Inside, I play “Come on home” by the Lijadu Sisters on repeat. I sense divergent emotions coalescing into my bridged shoulders, close to my ears, and pooling there. I recall that I can play with this existing shape by allowing myself to feel its unconscious form. I intensify its subtle sensation and expand its shape by pushing my shoulders even closer to my ears. As I quiver and let out a sigh, I sense a conversation.
I think of Peter Levine’s words in his book, In an Unspoken Voice: How the Body Releases Trauma and Restores Goodness, and how he describes titration as “carefully touching into the smallest “drop” of survival-based arousal, and other difficult sensations, to prevent re-traumatisation” (2010).
Titration has become an interdisciplinary practice in my life of temperate transformation. Cooling relief. By not overruling my capacity, I discover ways of renegotiating forgotten possibilities of relating, sensing, being and knowing within myself.
When I experience resistance, I trace its pattern and think about the many times when I had pushed through, the times when I had ironed out my doubts until they lay flat in my mind. The times when I had muted the beating of my heart, washed out the taste of something off from my mouth and falsified assurance. I allow its noisy falsetto to bounce up my chest and plummet into my stomach, gathering speed until it finally twists into my side. I experience being winded but I don’t speed up, I slow down.

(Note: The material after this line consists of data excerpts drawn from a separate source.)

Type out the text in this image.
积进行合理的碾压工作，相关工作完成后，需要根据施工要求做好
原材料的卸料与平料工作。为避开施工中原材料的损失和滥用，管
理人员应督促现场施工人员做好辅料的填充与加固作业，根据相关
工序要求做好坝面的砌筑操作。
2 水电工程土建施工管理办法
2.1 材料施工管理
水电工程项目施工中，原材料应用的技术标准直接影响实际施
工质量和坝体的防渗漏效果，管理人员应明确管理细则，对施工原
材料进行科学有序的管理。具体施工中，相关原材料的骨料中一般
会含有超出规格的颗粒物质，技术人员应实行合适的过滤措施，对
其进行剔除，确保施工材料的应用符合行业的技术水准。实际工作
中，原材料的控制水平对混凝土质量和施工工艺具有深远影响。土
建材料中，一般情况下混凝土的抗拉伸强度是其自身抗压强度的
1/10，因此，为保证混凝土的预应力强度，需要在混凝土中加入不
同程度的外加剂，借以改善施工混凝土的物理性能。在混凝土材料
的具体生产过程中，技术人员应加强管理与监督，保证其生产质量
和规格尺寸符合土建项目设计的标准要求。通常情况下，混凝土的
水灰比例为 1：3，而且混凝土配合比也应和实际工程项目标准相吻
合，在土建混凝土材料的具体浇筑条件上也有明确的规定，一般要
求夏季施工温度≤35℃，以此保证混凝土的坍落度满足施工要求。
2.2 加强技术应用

I lift a finger and let its movement be a signal of response.
“Here”.
I indulge in pause, noticing how much I am able to observe without immediate interpretation. I play with postponing meaning-making. I generate spaciousness to experience knowledge through my body, and the language of its shape while delaying my conditioned desire to conceptualise sculptures of rigid definition.
Carl Mika, a Māori philosopher, invites us to view language as a being that “worlds the world”. In doing this, we cultivate openness to the multiple experiences of existence within the world, instead of “wording the world” as we have become conditioned to (2017).
Stories are living entities in “worlding the world” that move through existence.
When I interrupt ingrained narratives that occupy my mind, I prohibit the use of my imagination as a means of subjugation. I celebrate the unknowable, that which refuses capture and the freedom of its deviance. I clear the table for a wanderer and its strange stories, stories that I haven’t thought of, stories that surprise.
In these moments, I realise I am handmade, formed of all touch.
A borderless being.
Sources
Levine, P. A., & Mate, G. (2010). In an Unspoken Voice: How the Body Releases Trauma and Restores Goodness (1st ed.). North Atlantic Books.
Mika, C. (2017). Indigenous Education and the Metaphysics of Presence: A Worlded Philosophy (1st ed.). Routledge.